Added to this is the ubiquity and exhaustion of videoconferencing, says Foster. With hundreds of millions of virtual meetings happening daily, videoconferencing fatigue is something we are all too familiar with at this point. “No one could have predicted a year ago that we would have Zoom fatigue. We’re already living our lives completely virtually—are we going to want to go to a purely virtual event?”
The same insights and information that can be drawn from virtual events—greater visibility into participants interests; time spent at sessions; real-time feedback, etc.—can be used to enhance and personalize consumers’ live experiences. Says Foster: “Adopting tech like beacons, for instance, allows you to measure the movement of human beings around the event to enhance the experience for next time.”
“There’ll be people who don’t want to have that face-to-face interaction—whether that’s pandemic-related or not,” says Richardson. “So, it’s important to have and measure as many touchpoints as possible.” He points to interactive displays, and apps and interfaces on consumers’ digital devices as examples. That data can inform how we conceive and execute live events going forward, as well as help drive sales. “If you can measure it, it should be measured,” emphasizes Foster.
“Where we really see the opportunity moving forward is creating experiential events that really use the technologies that are available to enhance the brand encounters,” says Theresa Myrill, Pop Up Mob. “Incorporating augmented reality, virtual interactions with brands, even holograms, will be forced to be included in experiences that not only enhance consumers' experiences, but also allow for new people to tap into events like never before.”
As an example, Foster discusses an event experience where attendees could get behind the wheel of an Indy race-car simulator and experience the rush for themselves. With a thousand people a day going through it, it was an obvious Covid concern for attendees and event organizers alike. “Normally, they’d just use waivers—just get in, get out, and be on your way.” But with Limelight’s digital solutions, clients can keep record, track, and contact participants, making similar experiences a safer one for all. “It’s a dynamic, ever-changing situation out in the field,” he says. “We help our clients fill in some of the gaps that they didn’t know they had.”
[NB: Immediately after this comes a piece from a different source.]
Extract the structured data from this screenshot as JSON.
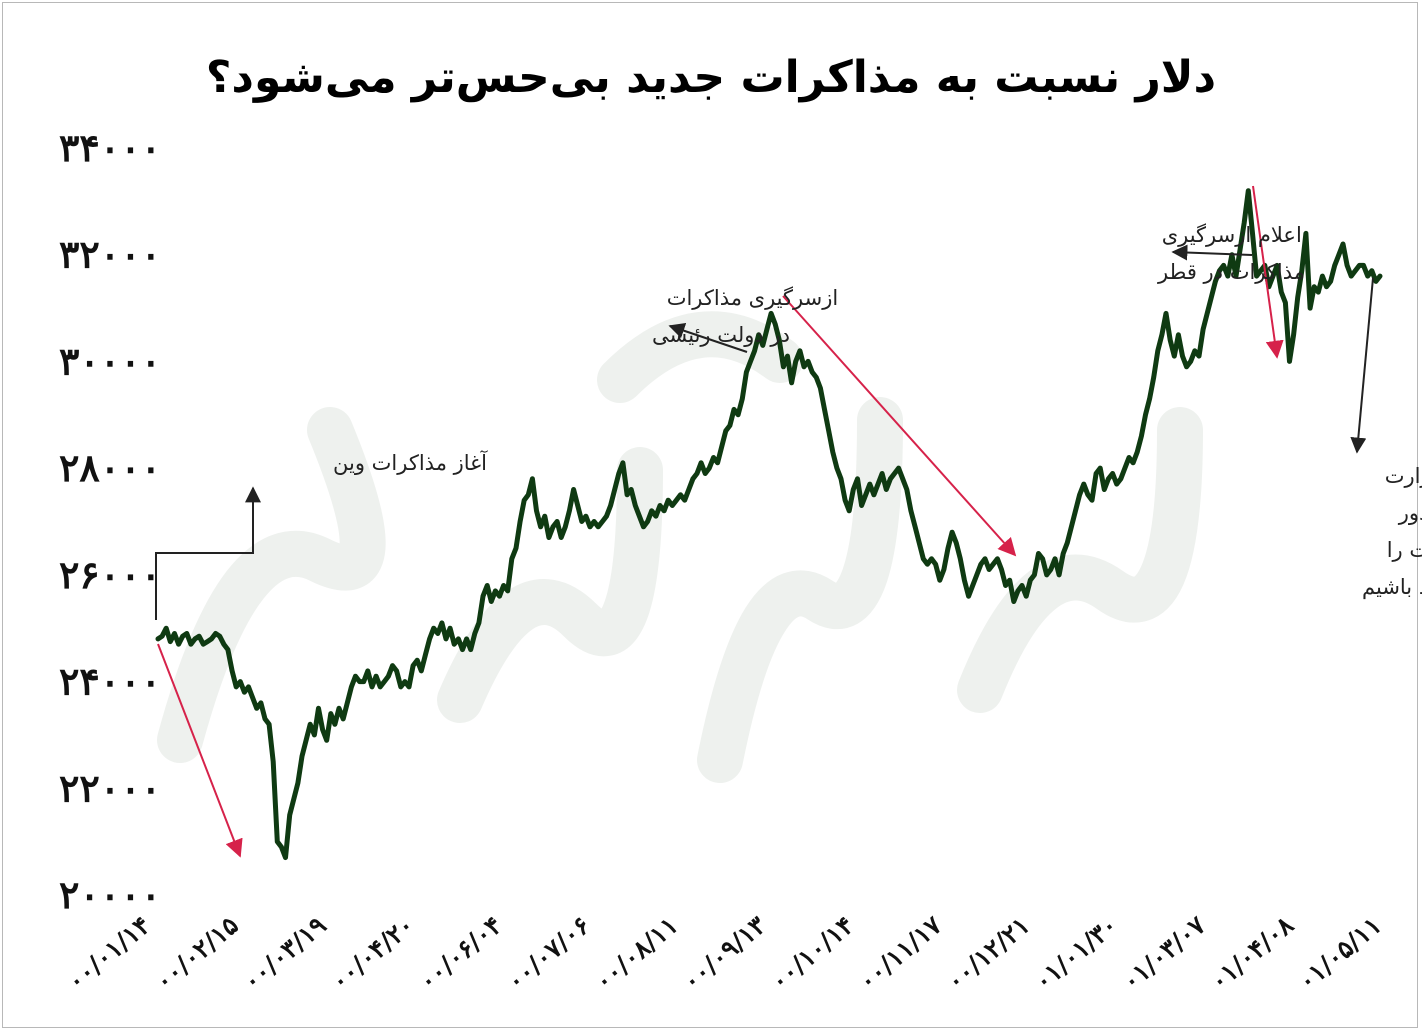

According to Geometry’s Katie Streten, “Future opportunities hinge around not going back to business as usual, but thinking always about bringing live moments and digital moments together.” This goes beyond simply including a virtual element alongside a physical event; it’s a matter of leveraging the technologies and solutions to deliver more interaction, more personalization and more unique flavours to live experiences than ever before.